Union und Kirche kritisieren de Maizieres Scharia-Vergleich
KNA 12.02.2015
Berlin (KNA) Bundesinnenminister Thomas de Maiziere (CDU) ist für seinen Vergleich des Kirchenasyls mit der Scharia in die Kritik geraten. Im Deutschlandfunk hatte de Maiziere seine Kritik am Kirchenasyl mit Verweis auf das islamische Recht erklärt: "Die Scharia ist auch eine Art Gesetz für Muslime, sie kann aber in keinem Fall über deutschen Gesetzen stehen", sagte er.
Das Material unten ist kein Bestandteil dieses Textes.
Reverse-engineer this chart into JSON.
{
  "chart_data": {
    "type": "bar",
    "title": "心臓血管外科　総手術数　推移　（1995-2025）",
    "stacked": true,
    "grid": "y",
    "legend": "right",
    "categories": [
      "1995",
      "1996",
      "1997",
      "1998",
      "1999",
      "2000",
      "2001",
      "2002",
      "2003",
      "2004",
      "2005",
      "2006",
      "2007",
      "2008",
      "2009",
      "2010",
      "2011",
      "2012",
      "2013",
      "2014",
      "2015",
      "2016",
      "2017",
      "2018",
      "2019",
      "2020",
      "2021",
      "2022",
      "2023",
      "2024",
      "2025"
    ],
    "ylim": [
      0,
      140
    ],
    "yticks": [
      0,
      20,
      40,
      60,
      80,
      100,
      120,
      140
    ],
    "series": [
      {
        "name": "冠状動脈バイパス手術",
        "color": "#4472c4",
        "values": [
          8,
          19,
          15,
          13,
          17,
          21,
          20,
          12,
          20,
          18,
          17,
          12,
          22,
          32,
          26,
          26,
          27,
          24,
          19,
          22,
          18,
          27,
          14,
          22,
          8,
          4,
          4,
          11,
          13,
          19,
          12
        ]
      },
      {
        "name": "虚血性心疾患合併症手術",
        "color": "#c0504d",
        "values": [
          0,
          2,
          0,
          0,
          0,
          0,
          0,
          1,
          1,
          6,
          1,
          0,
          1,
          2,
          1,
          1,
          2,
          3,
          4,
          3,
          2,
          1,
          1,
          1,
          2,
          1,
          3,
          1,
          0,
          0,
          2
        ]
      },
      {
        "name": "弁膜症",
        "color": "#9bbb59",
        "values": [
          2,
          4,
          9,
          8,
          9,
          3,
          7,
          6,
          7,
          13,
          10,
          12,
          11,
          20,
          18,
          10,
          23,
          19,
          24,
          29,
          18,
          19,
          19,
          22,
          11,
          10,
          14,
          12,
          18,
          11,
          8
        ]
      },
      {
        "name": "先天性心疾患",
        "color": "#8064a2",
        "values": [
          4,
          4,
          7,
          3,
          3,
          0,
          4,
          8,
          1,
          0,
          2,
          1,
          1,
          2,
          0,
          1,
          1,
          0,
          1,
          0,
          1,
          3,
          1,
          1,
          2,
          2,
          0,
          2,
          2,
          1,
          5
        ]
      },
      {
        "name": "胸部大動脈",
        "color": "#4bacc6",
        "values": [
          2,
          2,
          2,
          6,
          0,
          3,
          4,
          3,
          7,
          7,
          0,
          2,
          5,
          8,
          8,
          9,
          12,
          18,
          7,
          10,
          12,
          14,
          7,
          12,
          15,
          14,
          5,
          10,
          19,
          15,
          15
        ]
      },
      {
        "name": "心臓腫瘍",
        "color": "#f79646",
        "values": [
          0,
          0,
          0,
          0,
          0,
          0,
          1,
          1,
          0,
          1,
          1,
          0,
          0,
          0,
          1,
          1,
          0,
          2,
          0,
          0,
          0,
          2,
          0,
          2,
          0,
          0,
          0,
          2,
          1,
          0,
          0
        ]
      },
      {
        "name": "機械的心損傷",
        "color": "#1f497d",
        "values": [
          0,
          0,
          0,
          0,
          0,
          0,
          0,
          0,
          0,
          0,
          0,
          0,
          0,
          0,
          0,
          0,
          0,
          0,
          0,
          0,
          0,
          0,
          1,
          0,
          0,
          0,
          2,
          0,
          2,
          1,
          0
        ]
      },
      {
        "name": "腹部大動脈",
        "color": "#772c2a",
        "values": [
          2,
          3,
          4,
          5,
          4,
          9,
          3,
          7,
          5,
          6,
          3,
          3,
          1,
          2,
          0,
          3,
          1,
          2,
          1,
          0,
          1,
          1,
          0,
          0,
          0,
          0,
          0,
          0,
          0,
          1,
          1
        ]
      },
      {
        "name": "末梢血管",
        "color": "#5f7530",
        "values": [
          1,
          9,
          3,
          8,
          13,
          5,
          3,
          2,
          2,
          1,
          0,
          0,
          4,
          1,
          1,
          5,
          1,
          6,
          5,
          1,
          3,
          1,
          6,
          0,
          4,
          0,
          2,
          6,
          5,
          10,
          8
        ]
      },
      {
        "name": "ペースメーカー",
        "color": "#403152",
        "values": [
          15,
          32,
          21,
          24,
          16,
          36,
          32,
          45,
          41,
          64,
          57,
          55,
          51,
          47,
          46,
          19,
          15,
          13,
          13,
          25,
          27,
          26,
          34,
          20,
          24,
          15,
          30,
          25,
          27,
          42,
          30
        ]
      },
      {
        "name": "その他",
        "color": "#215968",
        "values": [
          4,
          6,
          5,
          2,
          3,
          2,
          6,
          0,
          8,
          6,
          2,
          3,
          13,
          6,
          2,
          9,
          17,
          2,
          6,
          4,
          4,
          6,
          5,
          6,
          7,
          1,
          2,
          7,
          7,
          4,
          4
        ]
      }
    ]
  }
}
"Wir möchten zum Zustand zurückkehren, den wir hatten", sagte der Vize-Vorsitzende der bischöflichen Migrationskommission, der Münsteraner Weihbischof Dieter Geerlings, dem "Kölner Stadt-Anzeiger" (Donnerstag). De Maiziere habe mit seinem "unangemessenen und äußerst unglücklichen Vergleich unnötig Öl ins Feuer gegossen". Das Kirchenasyl wolle Flüchtlingen in Art einer Notfall-Intervention die rechtliche Überprüfung ihrer Abschiebung ermöglichen. "Kirchenasyl beansprucht keinen rechtsfreien Raum."
Der Kölner Weihbischof Ansgar Puff sagte der Zeitung, de Maiziere sei klug genug, um zu wissen, dass "sein Vergleich hinkt". Wenn Christen als "letzte Maßnahme Gefahren für das Leben abzuwenden" suchten, beriefen sie sich nicht auf ein eigenes - gar göttliches - Recht, sondern auf ihr Gewissen. Solches Handeln gelte gemeinhin als vorbildlich.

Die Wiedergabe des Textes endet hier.